Анна направилась в детскую. Поправила одеяло, сползшее со спящего Костика, и, подойдя к окну, вгляделась в пугающую пустоту темной улицы.

— Боже мой, где же Дина? — прошептала она.

* * *

Братья долго молчали. Когда Кирилл Васильевич начал говорить, в его голосе звучала укоризна:

— Ну к чему эти душераздирающие сцены, Лео? Не понимаю я, ты-то чего из себя выходишь? Меня, поэта, скажем, лишили голоса... поэтического слова. Я вынужден молчать, и для меня это трагедия! А ты... лишился чужих будуаров, возможности наслаждаться своей велеречивостью в салонах, играть в карты... Извини, Леопольд, но ты ведь никогда не занимался настоящим делом!
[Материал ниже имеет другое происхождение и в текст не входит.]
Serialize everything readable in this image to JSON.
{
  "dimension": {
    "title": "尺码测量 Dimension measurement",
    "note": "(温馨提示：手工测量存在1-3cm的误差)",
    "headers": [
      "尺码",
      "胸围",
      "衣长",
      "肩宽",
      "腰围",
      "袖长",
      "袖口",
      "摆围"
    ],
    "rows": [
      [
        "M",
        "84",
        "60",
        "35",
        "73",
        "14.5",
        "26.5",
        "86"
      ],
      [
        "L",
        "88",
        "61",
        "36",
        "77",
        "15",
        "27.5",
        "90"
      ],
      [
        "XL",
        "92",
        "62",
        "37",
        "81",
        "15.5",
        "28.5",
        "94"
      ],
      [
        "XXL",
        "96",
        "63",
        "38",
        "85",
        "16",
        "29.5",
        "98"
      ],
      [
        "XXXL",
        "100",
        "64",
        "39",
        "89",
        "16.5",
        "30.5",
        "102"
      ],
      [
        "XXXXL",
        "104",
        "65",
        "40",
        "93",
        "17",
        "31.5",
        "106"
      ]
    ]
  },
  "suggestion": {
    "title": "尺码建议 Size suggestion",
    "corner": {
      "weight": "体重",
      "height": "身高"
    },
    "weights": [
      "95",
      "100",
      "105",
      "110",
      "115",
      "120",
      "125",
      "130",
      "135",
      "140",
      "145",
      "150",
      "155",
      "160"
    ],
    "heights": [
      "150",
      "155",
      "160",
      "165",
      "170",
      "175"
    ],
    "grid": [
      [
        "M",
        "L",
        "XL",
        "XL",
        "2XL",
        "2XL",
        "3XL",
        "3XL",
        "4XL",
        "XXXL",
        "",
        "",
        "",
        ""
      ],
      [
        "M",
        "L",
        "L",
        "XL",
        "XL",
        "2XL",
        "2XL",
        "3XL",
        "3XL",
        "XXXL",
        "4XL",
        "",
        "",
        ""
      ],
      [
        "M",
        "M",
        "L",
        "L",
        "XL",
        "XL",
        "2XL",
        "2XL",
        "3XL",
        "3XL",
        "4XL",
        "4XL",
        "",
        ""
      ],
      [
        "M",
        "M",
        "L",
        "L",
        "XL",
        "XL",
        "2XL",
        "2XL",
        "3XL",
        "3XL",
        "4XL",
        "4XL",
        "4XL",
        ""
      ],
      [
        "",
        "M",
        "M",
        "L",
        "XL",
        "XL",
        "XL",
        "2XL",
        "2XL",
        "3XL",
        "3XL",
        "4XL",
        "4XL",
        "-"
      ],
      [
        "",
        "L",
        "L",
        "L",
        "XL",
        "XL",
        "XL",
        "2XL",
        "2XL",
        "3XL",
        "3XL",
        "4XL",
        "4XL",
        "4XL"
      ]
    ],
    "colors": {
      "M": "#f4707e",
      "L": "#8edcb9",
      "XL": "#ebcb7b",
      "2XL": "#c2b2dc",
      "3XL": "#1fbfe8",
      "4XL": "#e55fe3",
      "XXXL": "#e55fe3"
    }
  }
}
— А ты, брат, тоже хорош! Нет, не она, а ты за ней... к черту на рога пойдешь! Что ж, я умываю руки. Вы со своей супругой, уверен, плохо кончите. Англичане, американцы, французы не отдадут Россию в руки черни! Вот об этом тебе стоило бы сочинить стихи, не то найдутся другие, обгонят. Сегодня твоя обожаемая супруга читала солдатне стихи. Знаешь, кто их автор?..
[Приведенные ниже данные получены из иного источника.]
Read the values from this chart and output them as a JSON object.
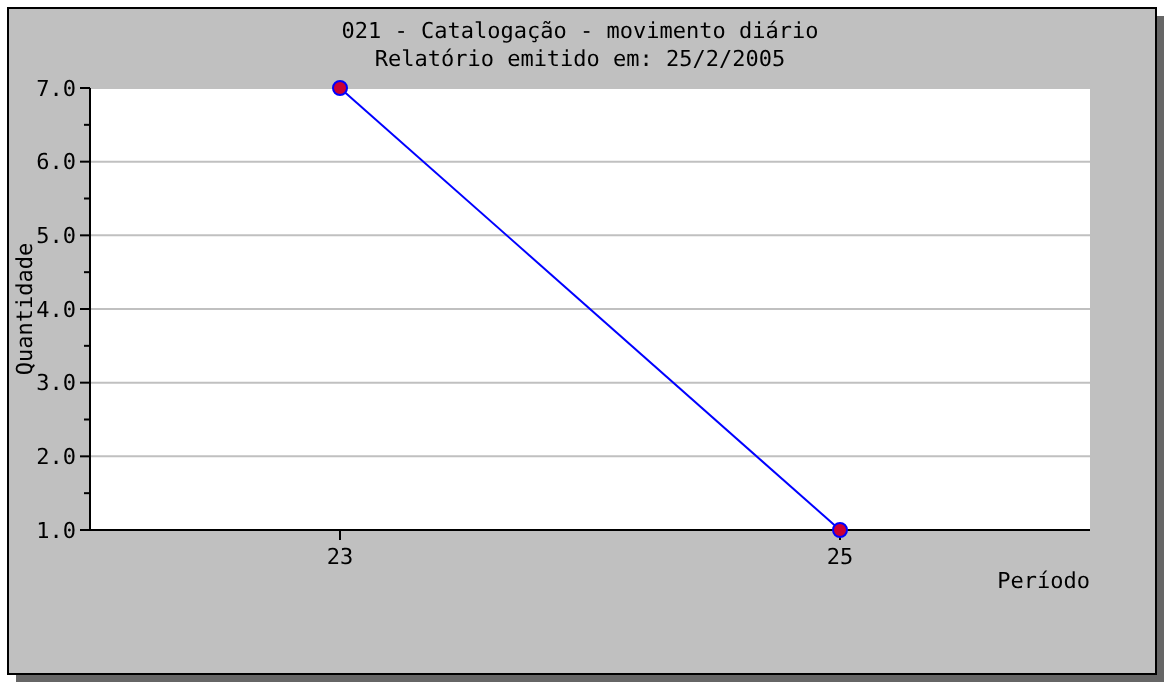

Леопольд вдруг умолк, заметив в окне соседнего дома условный сигнал. Потом повернулся к брату и, кивнув в ту сторону, тоном заговорщика произнес:

— Там собралась совесть России. Ее цвет. Настоящие интеллигенты. Таких не купишь. И очень печально, что в столь тревожный для родины час среди них нет ни тебя, дорогой поэт, ни балерины с ее распрекрасной сестрицей...

Кирилл устало махнул рукой.

* * *

Многие хорошо знавшие Кирилла и Анну не переставали удивляться тому, как они, такие разные во всем, объединили свои судьбы... Кирилл от природы был неразговорчив, не очень-то любил бывать в обществе, где часто чувствовал себя скованно и неуютно. Был он честнейшим человеком не только в личной семейной жизни, но и во всем, что касалось творчества, литературных связей. Ни у кого не возникало ни малейшего сомнения в том, что он до глубины души предан своей супруге, семье. Анна же была весела, общительна, у нее было много друзей, знакомых, в обществе она держалась непринужденно, легко сходилась с людьми. Она прощала Кириллу его слабости, была верна ему.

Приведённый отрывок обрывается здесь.